En observant une rivière polluée à Chirongui, Zarianti Houmadi exprime son inquiétude. "Les déchets attirent les moustiques, cela fait vraiment peur", confie-t-elle alors que le paludisme, disparue depuis des années, refait surface dans ce département français.
Selon le dernier rapport de Santé publique France (SpF) publié le 26 juin, 244 cas de paludisme ont été constatés depuis le début de l'année, dont 25 sont des cas autochtones. Pour comparer, seulement 111 cas avaient été enregistrés sur l'ensemble de l'année 2025, dont cinq provenant du territoire.
Dans le marché local, l'information semble avoir du retard. "Je ne savais pas qu'il y avait du palu ici", s'étonne Nini Irene. Plusieurs passants partagent son ignorance sur le retour de cette maladie.
Avant cette résurgence, Mayotte semblait sur la bonne voie pour éliminer le paludisme, ayant atteint un objectif d'élimination en 2014 selon l'Organisation mondiale de la santé (OMS), avec aucun cas local signalé depuis 2020.
D'après Youssouf Hassani, délégué régional de SpF, l'augmentation des cas dans des pays voisins, notamment les Comores et Madagascar, a entraîné cette situation préoccupante. Les Comores signalent plus de 20.000 malades chaque année, tandis que Madagascar a enregistré 2,8 millions de cas en 2023. "Nous avons presque triplé le nombre de cas importés entre 2023 et 2024", déclare-t-il.
Actuellement, dans des zones comme Chirongui, Bandrélé et Dembéni, la circulation du parasite est observable, surtout avec la présence de moustiques anophèles, vecteurs du paludisme. Bien que la situation ne soit pas qualifiée d'épidémie, elle est jugée alarmante par les autorités.
La maladie, causant de graves symptômes tels que fièvre et douleurs, peut être mortelle. Au début de 2026, 71 personnes ont été hospitalisées, avec quatre mises en réanimation. Selon l'OMS, le paludisme tue annuellement environ 600.000 personnes dans le monde.
Alima Slaï, résidente de Malamani, s'inquiète de la capacité du système de santé à réagir, Mayotte étant le département français avec la plus faible densité médicale. "Il n’y a pas assez de médecins, surtout pour nos enfants", souligne-t-elle.
Face à cette recrudescence, l'Agence régionale de santé (ARS) de Mayotte prend des mesures rapides dès qu'un cas est détecté.

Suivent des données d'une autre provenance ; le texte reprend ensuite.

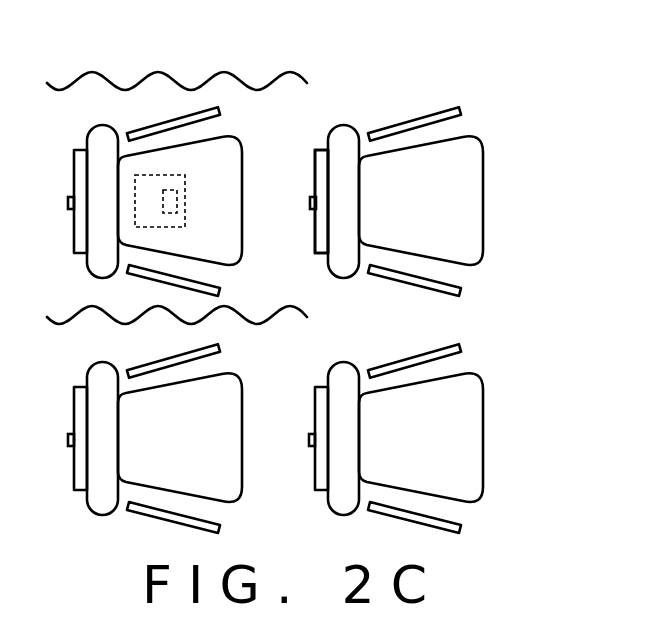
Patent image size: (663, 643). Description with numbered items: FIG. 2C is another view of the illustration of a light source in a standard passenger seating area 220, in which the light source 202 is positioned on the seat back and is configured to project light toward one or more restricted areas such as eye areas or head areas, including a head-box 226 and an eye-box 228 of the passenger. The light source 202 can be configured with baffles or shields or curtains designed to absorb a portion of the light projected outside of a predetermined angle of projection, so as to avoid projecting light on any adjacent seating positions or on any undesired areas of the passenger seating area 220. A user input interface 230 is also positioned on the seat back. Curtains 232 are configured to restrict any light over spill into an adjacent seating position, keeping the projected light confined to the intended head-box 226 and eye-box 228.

The passenger seating area 220 is at (408, 194).
The light source 202 is at (310, 202).
The user input interface 230 is at (315, 245).
The head-box 226 is at (145, 174).
The eye-box 228 is at (172, 215).
The curtains 232 is at (256, 71).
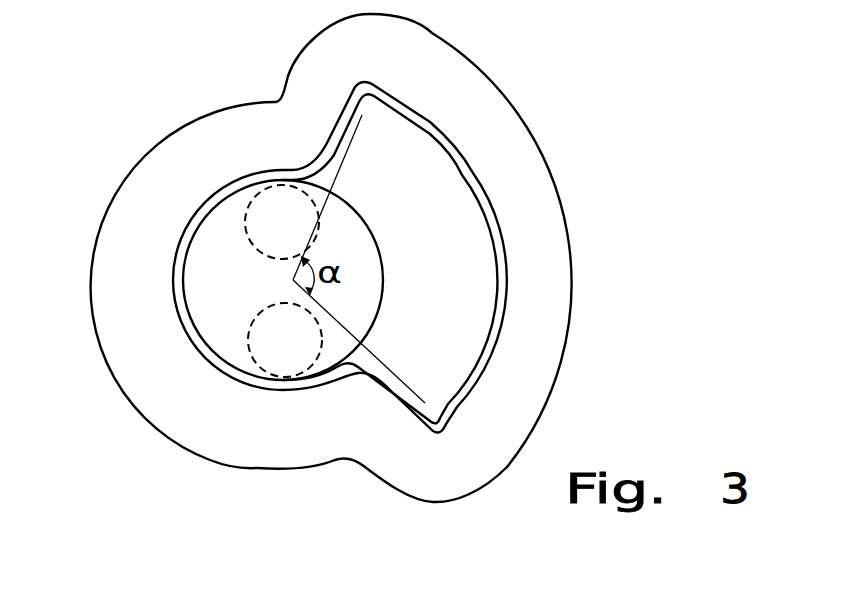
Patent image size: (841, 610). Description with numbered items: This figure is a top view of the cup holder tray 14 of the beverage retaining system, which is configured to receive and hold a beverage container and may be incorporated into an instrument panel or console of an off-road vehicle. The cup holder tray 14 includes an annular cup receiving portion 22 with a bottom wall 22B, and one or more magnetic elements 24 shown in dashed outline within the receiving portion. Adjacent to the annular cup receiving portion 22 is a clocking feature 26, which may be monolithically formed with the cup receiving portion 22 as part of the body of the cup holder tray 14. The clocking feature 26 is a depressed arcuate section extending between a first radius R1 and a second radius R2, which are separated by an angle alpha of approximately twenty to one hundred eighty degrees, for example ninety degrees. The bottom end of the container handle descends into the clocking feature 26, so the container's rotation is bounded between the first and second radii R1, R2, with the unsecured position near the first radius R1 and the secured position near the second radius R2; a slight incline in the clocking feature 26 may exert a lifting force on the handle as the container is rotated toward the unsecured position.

The cup holder tray 14 is at (173, 416).
The annular cup receiving portion 22 is at (190, 262).
The bottom wall 22B is at (218, 307).
The magnetic elements 24 is at (268, 309).
The clocking feature 26 is at (455, 249).
The first radius R1 is at (340, 322).
The second radius R2 is at (323, 203).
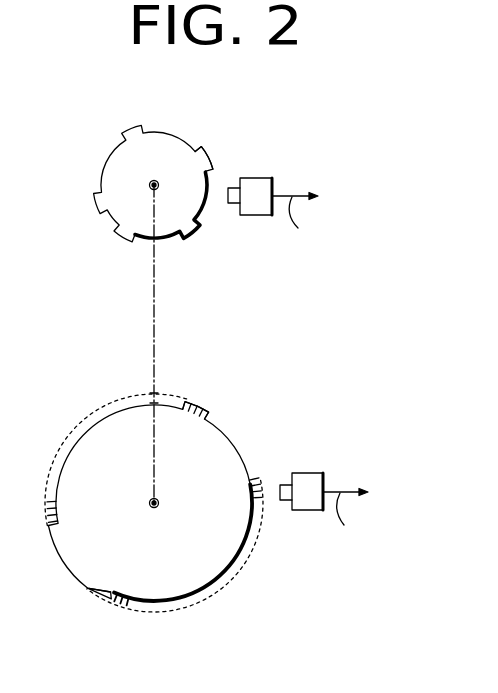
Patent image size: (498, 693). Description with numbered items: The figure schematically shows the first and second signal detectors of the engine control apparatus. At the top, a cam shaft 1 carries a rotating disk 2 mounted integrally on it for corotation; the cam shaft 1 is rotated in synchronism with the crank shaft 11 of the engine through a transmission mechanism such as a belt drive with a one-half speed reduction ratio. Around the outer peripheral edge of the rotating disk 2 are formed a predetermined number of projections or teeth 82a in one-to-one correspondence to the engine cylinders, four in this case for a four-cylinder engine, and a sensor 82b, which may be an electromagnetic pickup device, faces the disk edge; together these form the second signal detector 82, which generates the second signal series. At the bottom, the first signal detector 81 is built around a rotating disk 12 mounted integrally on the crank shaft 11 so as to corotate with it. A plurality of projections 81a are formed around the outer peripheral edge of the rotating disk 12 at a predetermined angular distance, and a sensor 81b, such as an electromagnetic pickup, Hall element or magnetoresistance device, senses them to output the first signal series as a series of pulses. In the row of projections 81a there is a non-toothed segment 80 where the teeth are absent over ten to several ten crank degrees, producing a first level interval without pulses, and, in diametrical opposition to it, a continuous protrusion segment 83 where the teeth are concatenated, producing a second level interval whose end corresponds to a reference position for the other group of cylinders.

The cam shaft 1 is at (155, 181).
The rotating disk 2 is at (167, 218).
The crank shaft 11 is at (153, 501).
The rotating disk 12 is at (212, 585).
The non-toothed segment 80 is at (239, 448).
The first signal detector 81 is at (366, 488).
The projections 81a is at (209, 411).
The sensor 81b is at (311, 473).
The second signal detector 82 is at (320, 193).
The projections 82a is at (207, 147).
The sensor 82b is at (265, 178).
The continuous protrusion segment 83 is at (87, 588).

Des opérations de dépistage sont mises en place, accompagnées de programmes de lutte anti-vectorielle pour cartographier et réduire les gîtes de moustiques.

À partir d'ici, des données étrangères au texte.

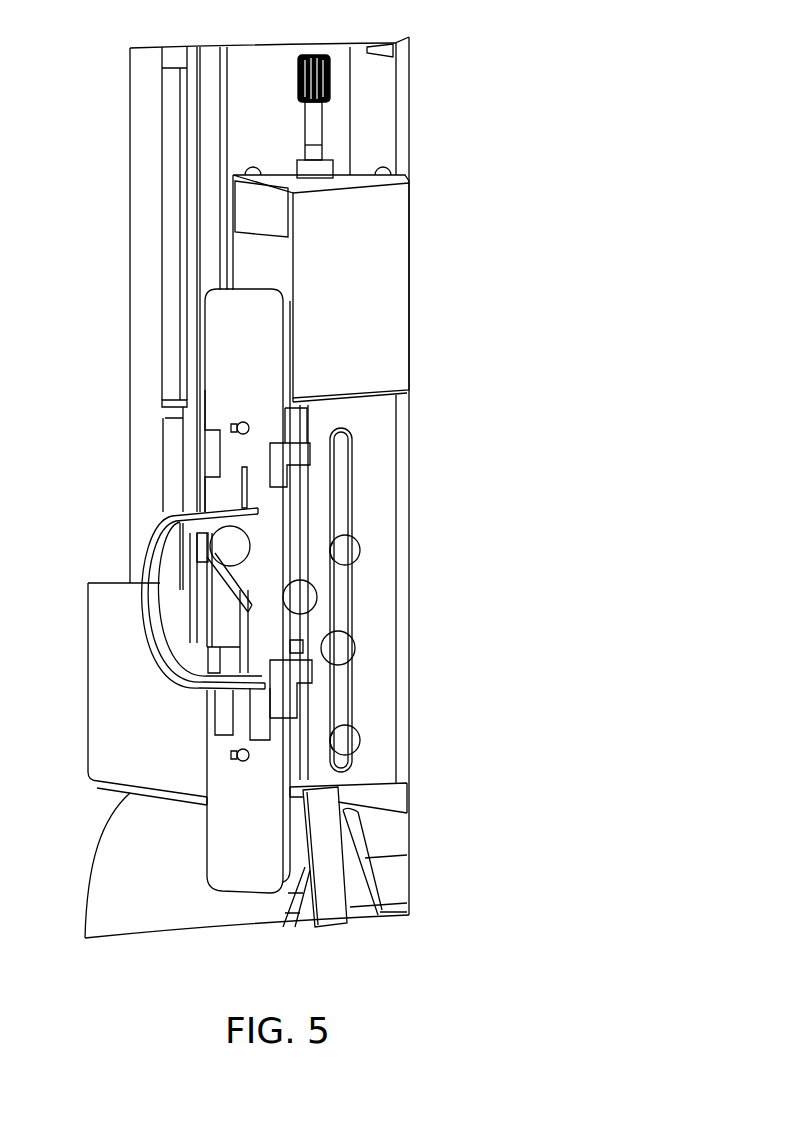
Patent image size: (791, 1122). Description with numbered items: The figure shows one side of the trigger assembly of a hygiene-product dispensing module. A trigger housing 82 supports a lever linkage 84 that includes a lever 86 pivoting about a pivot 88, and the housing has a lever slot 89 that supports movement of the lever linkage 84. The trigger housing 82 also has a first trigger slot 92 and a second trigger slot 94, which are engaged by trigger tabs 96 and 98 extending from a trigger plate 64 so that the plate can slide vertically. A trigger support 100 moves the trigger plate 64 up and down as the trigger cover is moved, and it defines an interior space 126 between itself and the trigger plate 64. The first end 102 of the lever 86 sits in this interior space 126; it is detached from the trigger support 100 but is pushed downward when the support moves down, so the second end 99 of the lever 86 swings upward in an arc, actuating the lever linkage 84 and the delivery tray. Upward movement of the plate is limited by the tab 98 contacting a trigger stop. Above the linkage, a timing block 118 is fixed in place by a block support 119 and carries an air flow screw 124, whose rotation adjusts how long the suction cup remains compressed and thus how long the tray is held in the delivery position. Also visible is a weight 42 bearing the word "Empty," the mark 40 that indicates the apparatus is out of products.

Contrairement au moustique tigre qui prolifère en milieu urbain, le moustique anophèle se trouve principalement dans des environnements ruraux, notamment les rivières, difficiles à assainir. Fatiha Djabour, directrice de la santé publique de l'ARS, souligne cette complexité.
Les autorités distribuent également des moustiquaires imprégnées de répulsifs, essentielles car le moustique agit surtout la nuit. Bruno Morel, du département de sécurité et des urgences sanitaires de l'ARS, recommande port de vêtements longs et utilisation de répulsifs.
Zarianti Houmadi souhaite une généralisation de la distribution de moustiquaires, énonçant : "Je n'ai pas pu en acheter, c'est trop cher". Dans une pharmacie, les prix des répulsifs varient de sept à quinze euros, tandis qu'une moustiquaire adaptée coûte environ 25 euros — un coût conséquent pour une majorité de la population qui vit avec moins de 260 euros par mois.